Arrabal's indictment of fanaticism--Christendom's or Marxist--succeeds in rivaling "two antagonistic world concepts" with Tarsis and Amary as their avenging angels. Tarsis' decision in the final match to avenge Nuria, victim of terrorist sabotage by Amary's Marxist Comite, is the final recourse to justice in a world devoid of "goodness."

When Amary's hostage demands require that Moscow bomb the oil wells of Saudi Arabia, Tarsis recognizes Amary's obsession to precipitate "a world war leading to a 'desert,' to a tabula rasa," allowing the construction of a brave "New Society." In the end, betrayal abounds. While Amary expedites one murder of a head of state, literally, and Tarsis attempts another, figuratively, on the chess board, we postulate which player will lose his own head next. Pride's betrayal of the mind with its self-accusatory inner personae and Tower-of-Babel voices cackling in judgment is the final checkmate, the tower struck by lightning.

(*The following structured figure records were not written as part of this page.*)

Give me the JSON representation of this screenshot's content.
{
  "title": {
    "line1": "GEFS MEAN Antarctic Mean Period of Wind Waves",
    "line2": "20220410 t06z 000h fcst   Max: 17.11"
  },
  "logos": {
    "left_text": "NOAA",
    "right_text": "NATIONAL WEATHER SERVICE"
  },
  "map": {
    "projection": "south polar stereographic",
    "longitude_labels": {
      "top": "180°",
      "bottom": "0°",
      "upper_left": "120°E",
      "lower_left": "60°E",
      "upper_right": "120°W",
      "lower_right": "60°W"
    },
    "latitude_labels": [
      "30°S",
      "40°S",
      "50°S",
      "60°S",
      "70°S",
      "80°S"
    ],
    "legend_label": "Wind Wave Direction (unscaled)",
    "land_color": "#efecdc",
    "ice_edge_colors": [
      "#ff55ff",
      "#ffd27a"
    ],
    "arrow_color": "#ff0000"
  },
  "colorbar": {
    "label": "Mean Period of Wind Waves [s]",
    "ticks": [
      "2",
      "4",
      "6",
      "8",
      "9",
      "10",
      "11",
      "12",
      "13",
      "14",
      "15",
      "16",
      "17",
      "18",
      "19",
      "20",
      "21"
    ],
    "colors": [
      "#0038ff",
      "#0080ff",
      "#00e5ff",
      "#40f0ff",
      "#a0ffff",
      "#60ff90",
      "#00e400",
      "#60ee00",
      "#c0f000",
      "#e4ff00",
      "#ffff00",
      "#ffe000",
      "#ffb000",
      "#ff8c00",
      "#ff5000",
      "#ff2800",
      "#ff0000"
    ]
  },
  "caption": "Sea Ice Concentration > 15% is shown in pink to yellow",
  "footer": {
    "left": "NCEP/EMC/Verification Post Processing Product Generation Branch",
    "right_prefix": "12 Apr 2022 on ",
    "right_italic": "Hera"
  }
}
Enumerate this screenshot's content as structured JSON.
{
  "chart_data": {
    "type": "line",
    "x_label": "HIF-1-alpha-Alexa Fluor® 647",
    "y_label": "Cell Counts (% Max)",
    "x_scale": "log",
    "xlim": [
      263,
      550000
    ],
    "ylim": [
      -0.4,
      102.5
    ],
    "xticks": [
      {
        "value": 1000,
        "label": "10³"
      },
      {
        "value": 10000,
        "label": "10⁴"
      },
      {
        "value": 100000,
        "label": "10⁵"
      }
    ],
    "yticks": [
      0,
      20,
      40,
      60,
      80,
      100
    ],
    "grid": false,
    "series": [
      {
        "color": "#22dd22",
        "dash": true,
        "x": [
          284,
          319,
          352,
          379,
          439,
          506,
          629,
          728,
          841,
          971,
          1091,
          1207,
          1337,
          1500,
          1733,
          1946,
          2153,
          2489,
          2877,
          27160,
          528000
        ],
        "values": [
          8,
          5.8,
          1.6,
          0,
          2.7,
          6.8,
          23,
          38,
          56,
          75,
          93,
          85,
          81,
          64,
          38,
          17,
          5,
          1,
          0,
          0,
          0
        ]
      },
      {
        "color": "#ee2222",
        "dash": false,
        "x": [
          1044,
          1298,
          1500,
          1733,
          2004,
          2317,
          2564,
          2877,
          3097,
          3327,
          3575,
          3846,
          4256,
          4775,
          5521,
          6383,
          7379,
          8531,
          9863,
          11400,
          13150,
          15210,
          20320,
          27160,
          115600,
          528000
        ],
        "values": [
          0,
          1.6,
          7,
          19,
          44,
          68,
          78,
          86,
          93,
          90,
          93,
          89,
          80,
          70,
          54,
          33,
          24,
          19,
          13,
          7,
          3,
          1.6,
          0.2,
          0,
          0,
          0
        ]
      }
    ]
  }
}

One needn't be a passionate chess player to engage in the game play diagrammed throughout the dips and turns of Arrabal's munificent plot. With Arrabal, a former chess champion, we play along, anticipating both the chess and the abductor's strategies. Wildly exotic, the book merges the provocative principles of abstract theater into the free fantasy of prose, brilliantly executed by Spain's grand master of the Absurd.